私は今までに、自殺をして残された家族から依頼を受けて、自殺したときの状況を霊視したことが何度もあります。それはご家族からすると、自殺をするような理由は全く見当たらずに、何も分からないままに亡くなっていることがあるからです。自殺者の中には何の前触れもなく、悩んでいる様子も見せずに、突然死んでいるケースもあるのです。たとえばビルの屋上に靴が揃えて置いてあり、争った跡もなくフェンスを乗り越えて、地上に飛び降りて死んでいれば、警察は自殺を疑います。そして家を調べたところ本人の字で書かれた遺書が見つかりました。そうなればまず、自殺したと断定されるでしょう。しかし、人間死のうと思うことと死ぬことはまったく違います。皆さんの中にも過去に「死のう」と思ったことのある方は何人かいると思います。それでも現実に今、生きているのです。私も「死のう」と思ったことはありませんが、「死ぬか」と思ったことは何回もあります。それでも今、こうして生きています。

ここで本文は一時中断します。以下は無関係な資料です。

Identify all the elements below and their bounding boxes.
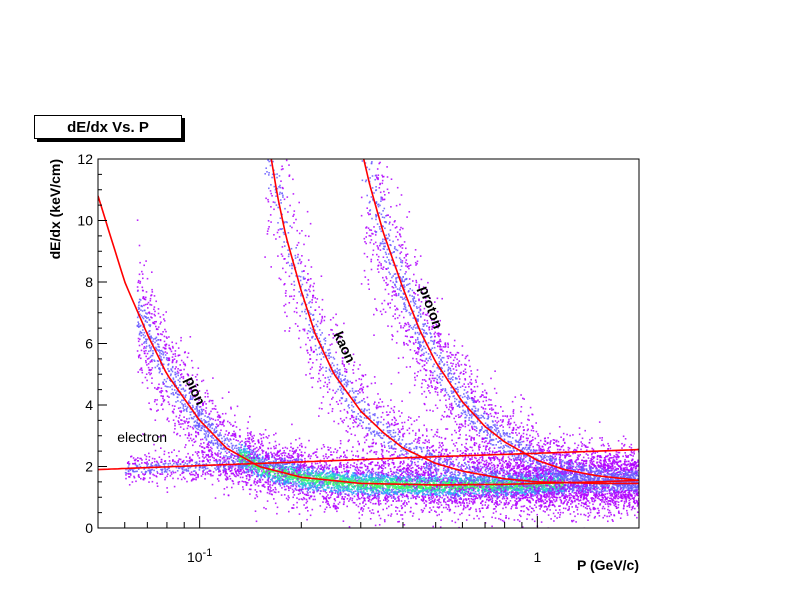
electron-curve xyxy=(98,448,639,471)
scatter-layer xyxy=(124,159,639,528)
kaon-curve xyxy=(270,159,639,485)
y-tick-label: 2 xyxy=(85,459,93,475)
proton-curve xyxy=(362,159,639,482)
y-tick-label: 8 xyxy=(85,274,93,290)
x-axis-title: P (GeV/c) xyxy=(577,557,639,573)
proton-label: proton xyxy=(416,284,446,331)
y-tick-label: 4 xyxy=(85,397,93,413)
curve-layer xyxy=(98,159,639,486)
y-axis-title: dE/dx (keV/cm) xyxy=(47,159,63,259)
kaon-label: kaon xyxy=(331,329,359,365)
x-tick-label: 1 xyxy=(533,549,541,565)
y-tick-label: 0 xyxy=(85,520,93,536)
chart-title-box: dE/dx Vs. P xyxy=(34,115,182,139)
y-tick-label: 12 xyxy=(77,151,93,167)
pion-curve xyxy=(98,195,639,486)
electron-label: electron xyxy=(117,429,167,445)
proton-band xyxy=(360,160,639,522)
y-tick-label: 10 xyxy=(77,213,93,229)
chart-title: dE/dx Vs. P xyxy=(67,118,149,136)
label-layer: P (GeV/c)dE/dx (keV/cm)electronpionkaonp… xyxy=(47,159,639,573)
axis-layer: 0 2 4 6 8 10 12 10-1 1 xyxy=(77,151,640,565)
y-tick-label: 6 xyxy=(85,336,93,352)
x-tick-label: 10-1 xyxy=(187,547,212,565)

たとえばもう、八方ふさがりになって「死ぬしかない」と覚悟を決めたとします。そして遺書をしたためたあとに、死に場所を探しに行きます。高いところから飛び降りれば一瞬で死ねます。そう思ってビルの屋上へ上がりました。そして屋上の端に立って地上を見つめます。ここでジャンプすれば、「楽になれるんだ!」そう思ったとします。しかし人はここで一瞬ためらいます。「本当に今、死んでよいのか」「地上にぶつかったときの痛みと衝撃は如何ばかりのものなのか」ここでためらいが生じるとそれはやがて恐怖に変わります。そうなると覚悟を決めてそこからジャンプすることはできません。
しかし、その瞬間、何かに強く背中を押されることがあるのです。そうなると体は屋上を離れて空中に飛び出します。そして地上に激突して命を落とします。この状況を見れば、警察は自殺として処理するでしょう。しかし、これは自殺でしょうか?
人生に行き詰まって、死ぬことを考えながら納屋の中に入ります。すると地面に置いてあるロープが目に入ります。このロープを梁にかけて、首に巻き付けて吊り下がれば、楽になれると思います。そこでロープを梁に巻いて、椅子の上に立って首を縛ります。この椅子を蹴飛ばせば死ぬことが出来ます。しかし、人はここで一瞬ためらいます。「本当に今、椅子を蹴飛ばしてよいのか」「まだ他にやりようがあるのではないか」そう思うと、椅子を蹴飛ばす気持ちが鈍ります。そう考えた瞬間に何かが椅子を蹴飛ばしたのです。そして体は梁につながったロープに首を絞められてゆらゆらと揺れています。この状況は見た警察は、自殺と断定するでしょう。しかし、これは本当に自殺でしょうか?
動機の分からない自殺の状況を霊視したときに、このような動画が頭に浮かんだことが何度もあります。そしてためらった瞬間に背中を押したり、椅子を蹴飛ばしたものは、成仏していない霊です。それも自殺者の霊が働いていることが圧倒的に多いのです。 心が弱くなって自殺をしようと考え始めると、自分と波長の合う自殺をした霊を引き寄せてしまいます。そして孤独に苦しんでいる自殺者の霊は、道ずれを作るために積極的に自殺を手伝います。そうなると途中で気が変わっても許されません。霊は一瞬のタイミングをずらしますから、背中を押すとか椅子を蹴飛ばすぐらいのことはたやすくできるのです。そして“不本意な自殺”が完遂してしまうのです。私が今まで見てきた中で、死の瞬間まで自分の意思で自殺をしている人は自殺者全体の半数ぐらいです。残りの半分は、ためらった瞬間に背中を押された不本意な自殺なのです。ですから自分の気持ちが弱くなっているときは、人が多く亡くなっている場所には近づかないでください。頭の中に「死」がよぎった瞬間に、霊と結びついてしまうと、そのままその死の世界に引きずり込まれることがあるからです。